Why is “password” such a popular password…

… and why wasn’t it popular at LinkedIn?

Studies of databases cracked from various sites over the years have consistently shown the word “password” to be prominent among the world’s most common passwords, usually in the number 1 spot.

Yet in the recently lifted LinkedIn database the most common password appears to have been “link”, with “password” apparently appearing nowhere in the top 25.

 

Once upon a time—over 20 years ago—a friend told me she’d had a great idea. She should set her Unix system password to “password”. Nobody would ever guess it. It would be hiding in plain sight.

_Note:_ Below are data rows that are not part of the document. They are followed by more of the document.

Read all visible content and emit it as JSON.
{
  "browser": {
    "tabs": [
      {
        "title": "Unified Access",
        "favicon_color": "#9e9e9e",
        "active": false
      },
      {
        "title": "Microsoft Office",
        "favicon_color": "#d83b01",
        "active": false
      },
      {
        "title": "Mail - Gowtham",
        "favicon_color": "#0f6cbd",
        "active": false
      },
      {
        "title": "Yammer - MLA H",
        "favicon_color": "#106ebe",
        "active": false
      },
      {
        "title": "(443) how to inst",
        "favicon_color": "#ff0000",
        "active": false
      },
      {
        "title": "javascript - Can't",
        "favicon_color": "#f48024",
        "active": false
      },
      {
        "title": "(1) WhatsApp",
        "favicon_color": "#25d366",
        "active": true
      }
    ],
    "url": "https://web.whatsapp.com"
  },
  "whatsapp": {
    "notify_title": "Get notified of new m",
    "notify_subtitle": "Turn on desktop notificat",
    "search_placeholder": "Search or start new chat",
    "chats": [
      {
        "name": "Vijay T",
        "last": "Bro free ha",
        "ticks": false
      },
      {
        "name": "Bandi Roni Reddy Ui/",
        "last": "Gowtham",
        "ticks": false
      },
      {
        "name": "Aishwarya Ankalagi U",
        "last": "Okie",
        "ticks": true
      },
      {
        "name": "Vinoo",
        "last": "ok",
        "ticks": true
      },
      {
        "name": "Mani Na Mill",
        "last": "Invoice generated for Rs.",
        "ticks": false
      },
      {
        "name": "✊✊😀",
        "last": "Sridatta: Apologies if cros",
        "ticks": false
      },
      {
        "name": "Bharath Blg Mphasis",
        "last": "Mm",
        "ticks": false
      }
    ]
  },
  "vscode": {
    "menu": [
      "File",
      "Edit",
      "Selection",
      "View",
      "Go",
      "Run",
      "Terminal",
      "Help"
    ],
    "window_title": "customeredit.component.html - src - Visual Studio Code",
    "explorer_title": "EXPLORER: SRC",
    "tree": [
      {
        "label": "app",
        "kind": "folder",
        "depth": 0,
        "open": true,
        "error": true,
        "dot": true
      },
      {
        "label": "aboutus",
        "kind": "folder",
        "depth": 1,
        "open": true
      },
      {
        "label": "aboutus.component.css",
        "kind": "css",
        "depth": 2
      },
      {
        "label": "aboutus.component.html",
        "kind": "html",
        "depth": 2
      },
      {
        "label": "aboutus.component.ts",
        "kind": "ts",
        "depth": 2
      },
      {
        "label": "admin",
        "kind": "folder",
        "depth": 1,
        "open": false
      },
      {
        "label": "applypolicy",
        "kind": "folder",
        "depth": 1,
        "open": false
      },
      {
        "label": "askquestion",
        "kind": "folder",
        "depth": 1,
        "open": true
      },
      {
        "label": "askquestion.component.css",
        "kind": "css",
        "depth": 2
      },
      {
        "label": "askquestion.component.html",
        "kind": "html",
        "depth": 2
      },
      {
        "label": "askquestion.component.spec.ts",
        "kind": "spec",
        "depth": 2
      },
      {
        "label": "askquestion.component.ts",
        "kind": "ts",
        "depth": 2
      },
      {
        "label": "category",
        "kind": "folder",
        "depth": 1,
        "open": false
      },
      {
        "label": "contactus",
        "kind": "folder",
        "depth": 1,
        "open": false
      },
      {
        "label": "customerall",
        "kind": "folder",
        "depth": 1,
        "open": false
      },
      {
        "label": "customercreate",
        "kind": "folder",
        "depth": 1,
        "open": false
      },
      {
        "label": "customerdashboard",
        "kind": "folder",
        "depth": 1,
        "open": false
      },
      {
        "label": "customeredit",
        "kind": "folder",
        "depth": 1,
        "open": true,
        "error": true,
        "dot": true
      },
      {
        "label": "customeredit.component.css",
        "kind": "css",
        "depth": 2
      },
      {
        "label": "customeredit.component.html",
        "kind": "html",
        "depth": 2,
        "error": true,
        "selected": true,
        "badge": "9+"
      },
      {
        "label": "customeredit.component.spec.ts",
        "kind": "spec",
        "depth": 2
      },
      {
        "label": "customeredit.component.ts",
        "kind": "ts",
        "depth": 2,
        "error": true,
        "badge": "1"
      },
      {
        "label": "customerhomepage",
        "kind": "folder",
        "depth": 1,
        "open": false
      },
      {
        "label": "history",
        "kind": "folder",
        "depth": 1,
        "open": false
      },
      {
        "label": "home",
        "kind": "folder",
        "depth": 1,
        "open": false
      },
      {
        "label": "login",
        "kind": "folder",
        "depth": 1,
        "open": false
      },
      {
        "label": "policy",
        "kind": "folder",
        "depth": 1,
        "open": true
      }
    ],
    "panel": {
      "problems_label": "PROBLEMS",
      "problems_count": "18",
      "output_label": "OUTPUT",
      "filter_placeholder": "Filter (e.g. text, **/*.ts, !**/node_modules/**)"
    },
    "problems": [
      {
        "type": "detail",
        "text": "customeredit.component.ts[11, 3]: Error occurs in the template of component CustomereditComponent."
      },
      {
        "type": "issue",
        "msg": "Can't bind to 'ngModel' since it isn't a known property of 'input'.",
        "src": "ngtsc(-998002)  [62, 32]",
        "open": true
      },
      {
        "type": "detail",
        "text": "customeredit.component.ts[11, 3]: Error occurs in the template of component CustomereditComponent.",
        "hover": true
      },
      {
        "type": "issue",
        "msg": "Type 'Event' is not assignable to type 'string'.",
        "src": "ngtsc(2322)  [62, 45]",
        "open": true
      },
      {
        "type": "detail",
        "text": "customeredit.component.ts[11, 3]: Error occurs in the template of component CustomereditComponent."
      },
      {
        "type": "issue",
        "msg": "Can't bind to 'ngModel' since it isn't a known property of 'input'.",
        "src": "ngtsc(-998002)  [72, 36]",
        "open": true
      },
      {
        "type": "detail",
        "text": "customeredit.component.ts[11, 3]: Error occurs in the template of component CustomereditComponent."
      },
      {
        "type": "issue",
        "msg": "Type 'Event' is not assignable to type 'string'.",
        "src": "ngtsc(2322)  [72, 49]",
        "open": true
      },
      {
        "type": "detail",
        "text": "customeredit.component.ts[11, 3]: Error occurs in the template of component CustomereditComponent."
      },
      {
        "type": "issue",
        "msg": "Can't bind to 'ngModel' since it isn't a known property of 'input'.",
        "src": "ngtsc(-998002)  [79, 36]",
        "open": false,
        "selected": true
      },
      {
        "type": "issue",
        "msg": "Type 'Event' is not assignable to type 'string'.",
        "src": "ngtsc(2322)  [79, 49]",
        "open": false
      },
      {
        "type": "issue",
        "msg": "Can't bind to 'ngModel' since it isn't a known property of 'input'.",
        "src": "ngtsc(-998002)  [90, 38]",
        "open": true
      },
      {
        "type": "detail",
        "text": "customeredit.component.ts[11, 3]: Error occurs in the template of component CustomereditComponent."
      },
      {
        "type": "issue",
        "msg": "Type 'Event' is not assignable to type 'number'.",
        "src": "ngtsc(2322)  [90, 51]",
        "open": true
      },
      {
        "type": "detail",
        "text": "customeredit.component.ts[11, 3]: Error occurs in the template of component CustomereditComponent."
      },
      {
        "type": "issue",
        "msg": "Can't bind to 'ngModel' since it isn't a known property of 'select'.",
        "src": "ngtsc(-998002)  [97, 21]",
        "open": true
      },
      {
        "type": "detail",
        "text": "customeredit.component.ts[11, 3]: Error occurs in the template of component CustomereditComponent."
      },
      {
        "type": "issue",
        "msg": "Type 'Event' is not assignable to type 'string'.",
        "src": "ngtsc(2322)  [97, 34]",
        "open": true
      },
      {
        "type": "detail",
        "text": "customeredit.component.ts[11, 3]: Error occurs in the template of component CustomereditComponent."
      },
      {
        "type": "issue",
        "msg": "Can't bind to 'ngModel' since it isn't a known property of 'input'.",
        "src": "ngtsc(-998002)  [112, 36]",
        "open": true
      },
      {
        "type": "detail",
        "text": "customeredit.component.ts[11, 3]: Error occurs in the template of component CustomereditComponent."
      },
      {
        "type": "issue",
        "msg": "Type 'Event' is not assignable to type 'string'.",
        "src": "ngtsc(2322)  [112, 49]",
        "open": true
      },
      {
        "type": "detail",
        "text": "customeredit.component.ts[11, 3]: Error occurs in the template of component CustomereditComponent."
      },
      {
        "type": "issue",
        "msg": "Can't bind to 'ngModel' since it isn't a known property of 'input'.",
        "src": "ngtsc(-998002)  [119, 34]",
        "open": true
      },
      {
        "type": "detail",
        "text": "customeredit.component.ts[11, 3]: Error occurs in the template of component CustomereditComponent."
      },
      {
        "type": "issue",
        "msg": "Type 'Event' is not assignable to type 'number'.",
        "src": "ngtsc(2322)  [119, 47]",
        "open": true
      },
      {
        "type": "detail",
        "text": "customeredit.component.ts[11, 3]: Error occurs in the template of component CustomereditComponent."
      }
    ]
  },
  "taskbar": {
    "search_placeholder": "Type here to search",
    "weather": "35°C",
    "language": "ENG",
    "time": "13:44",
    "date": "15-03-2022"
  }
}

I didn’t think it was a good idea, but I do remember thinking it was a novel one. I don’t know how serious she was. Certainly not serious enough to have actually done it: even then we were aware that “password” was a bad password because it was a word and words will be guessed sooner or later.

Since then “password” has repeatedly come up as a common real choice for passwords.

Why so popular?

  • Does everyone have the same great idea as my friend did?
  • Are they wildly casting around for anything they can type in the field, and “password” just happens to be the word sitting next to it?
  • Are they choosing it deliberately in order to maximise their chance of remembering it next time?
  • Is there some cultural thing I’ve missed, maybe a film in which “password” is shown as someone’s password that seeded all the subsequent uses?

I suppose another possibility is that it’s the default password set by some admin tool. I can’t remember ever seeing an admin tool that did that myself, though, and I’ve seen a few.

 

Some years later, a colleague handed me a laptop to use for a demo.

“The user name and password are on a Post-It note on the screen”, he said. “So you mustn’t lose it, or we’ll be stuffed.”

I opened the laptop and there was the Post-It note.

“Username: admin”, it said. “Password: password”.

 

But why doesn’t it appear in the top 25 passwords from the LinkedIn database?

Is the analysis wrong?

I’d like to think that LinkedIn had measures in place to prevent people from setting such simplistic passwords, but, um, most of the other popular choices are equally simplistic.

And a company that loses 6.5m hashed-but-not-salted passwords probably isn’t doing much else for password security.

Besides, “password” does appear in the database, by all accounts. (I haven’t seen the SHA-1 database myself.) It just wasn’t among the popular ones in that particular analysis.